If you don't think this would have a large effect on insurance premium costs consider my personal experience in shopping for health care coverage for Mrs. BeeLine who needed a short-term policy for less than 6 months between expiration of group coverage and the start of her Medicare coverage.
An Obamacare policy for her cost $805/month. A catastrophic plan with a $1 million limit (still generous for 6 months) cost $173/month. A big difference in the cost is the open ended cost liability that the carrier assumes if there was a catastrophic claim. Of course, Obamacare regulations under the Obama administration made it illegal to buy the limited plan even though it perfectly fit my wife's needs. The irony is that the "catastrophic" plan actually had a lower deductible and out of pocket costs than the Obamacare plan. That is how bad Obamacare really has become.

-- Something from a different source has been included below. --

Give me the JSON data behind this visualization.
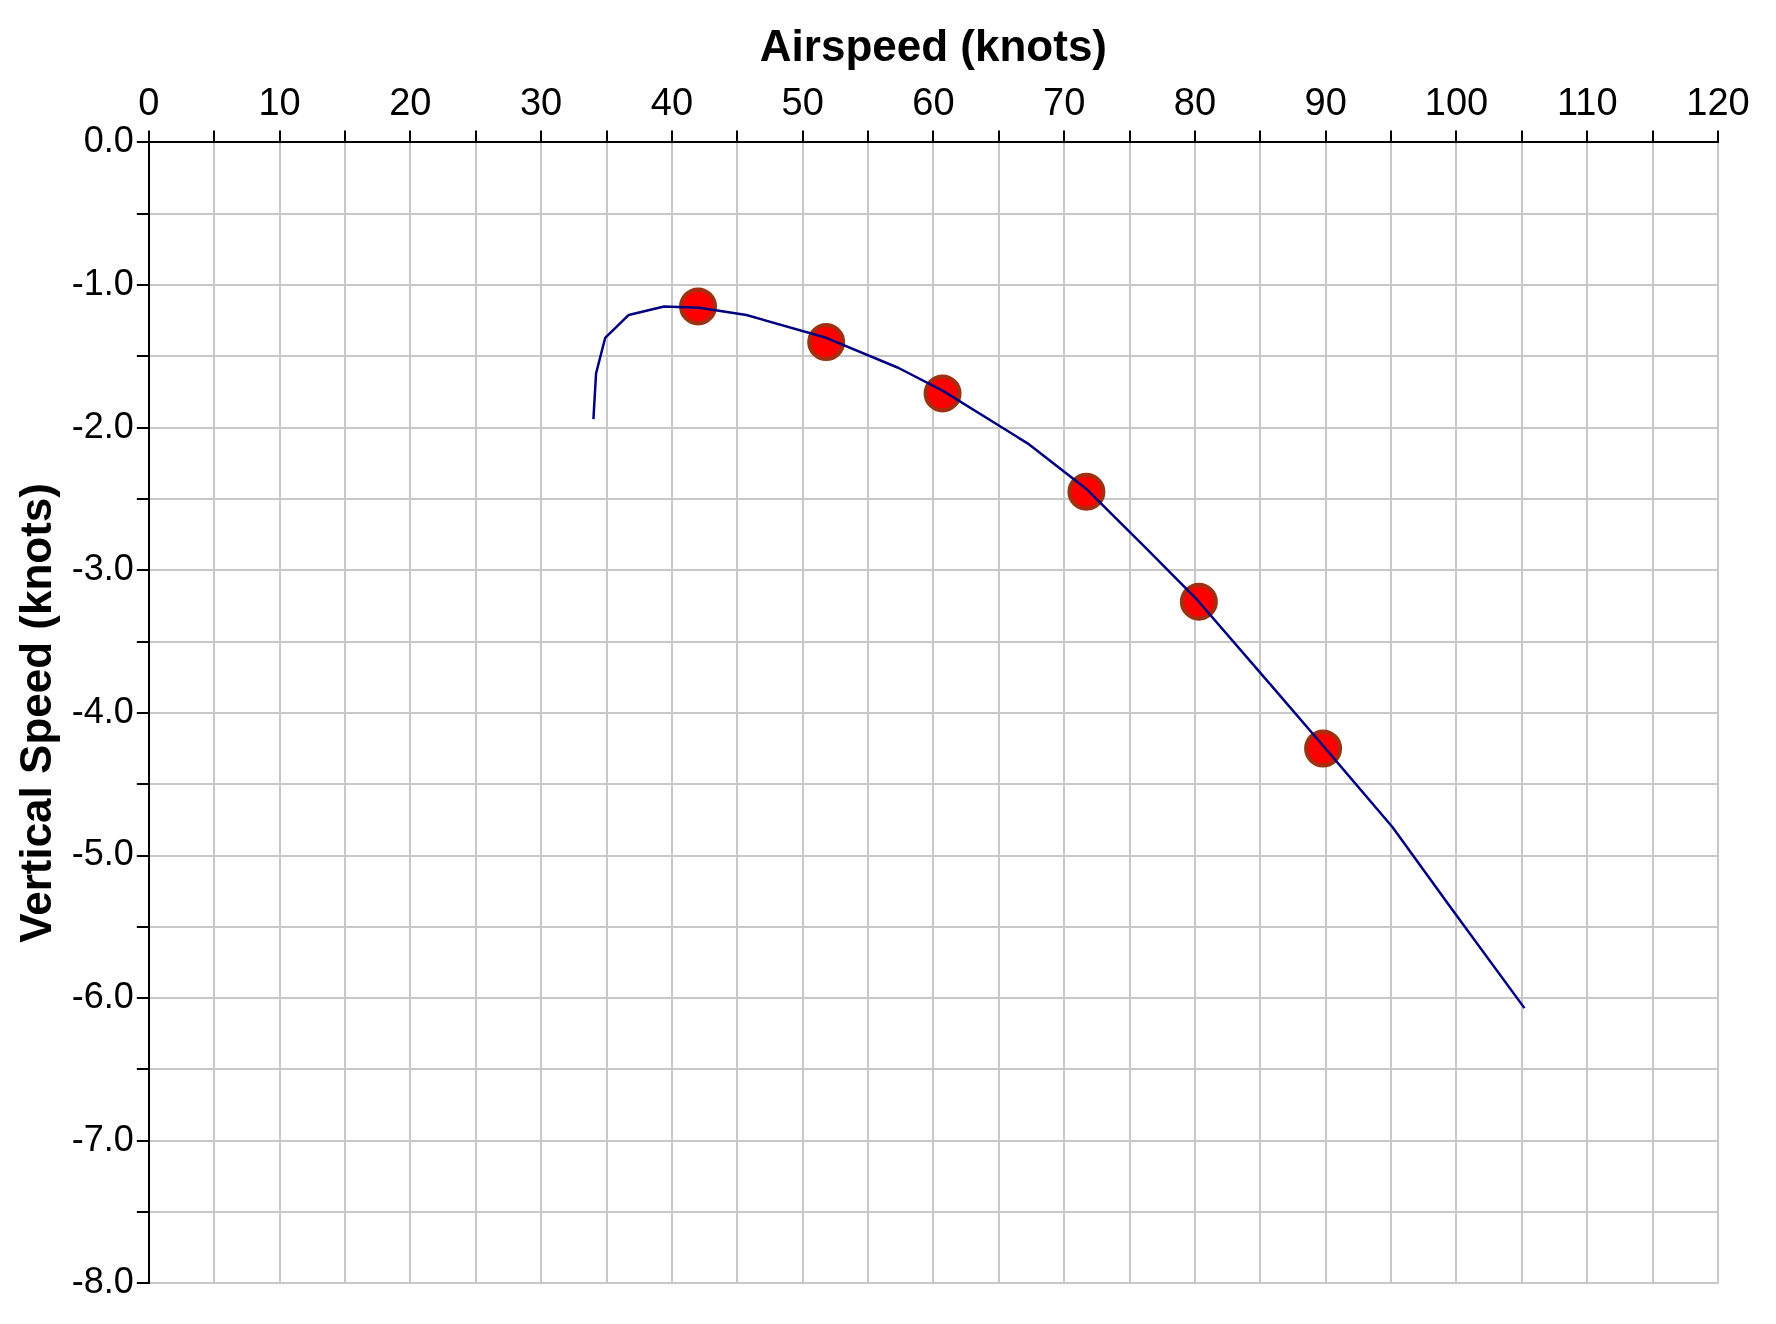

Private insurance would not be required but those who used healthcare services and could not pay, due to the failure to have health insurance, could see liens on future pay (or federal benefit payments) enforced by the federal government. Such payments could be imposed up to a healthy percentage of an individual's future income or benefits. This would be a necessary penalty to insure there was an incentive to buy insurance currently.
Obamacare is not structured anything like what I am suggesting and the GOP should not be trying to fix it with anything resembling it. It will be nothing more than Obamacare Lite as many are already calling it. The GOP should truly be repealing and replacing it.
Obamacare is the opposite of what a well thought out national health care policy should be in almost every respect. It assumes that healthy people can be convinced to voluntarily sign up and pay for health insurance. This has proven to be a fallacy.
It tries to focus coverage on low end services by providing a lot of free stuff like preventive exams, contraception services and the like.
It does not use a broad-based tax but rather taxes select people or groups (medical device manufacturers, high incomes etc) to fund the free stuff making it nothing more than a gigantic redistribution scheme.
It does not do anything to try to align incentives to make sure people have some "skin in the game". In summary, it has done very little to address the biggest problems in health care---high costs, affordability and access.
There is a way to repeal and replace Obamacare.
A revolutionary plan along the lines I am describing has some elements that both Republicans and Democrats should like. There are also elements that both would dislike. That tells me that it is probably a sensible replacement approach.
It just will take some revolutionary thinking to do it.
And some political fortitude.
Unfortunately, neither seem to be in evidence in Washington today from what I can see.
What types of human behavior incentives do you think could be used in the plan?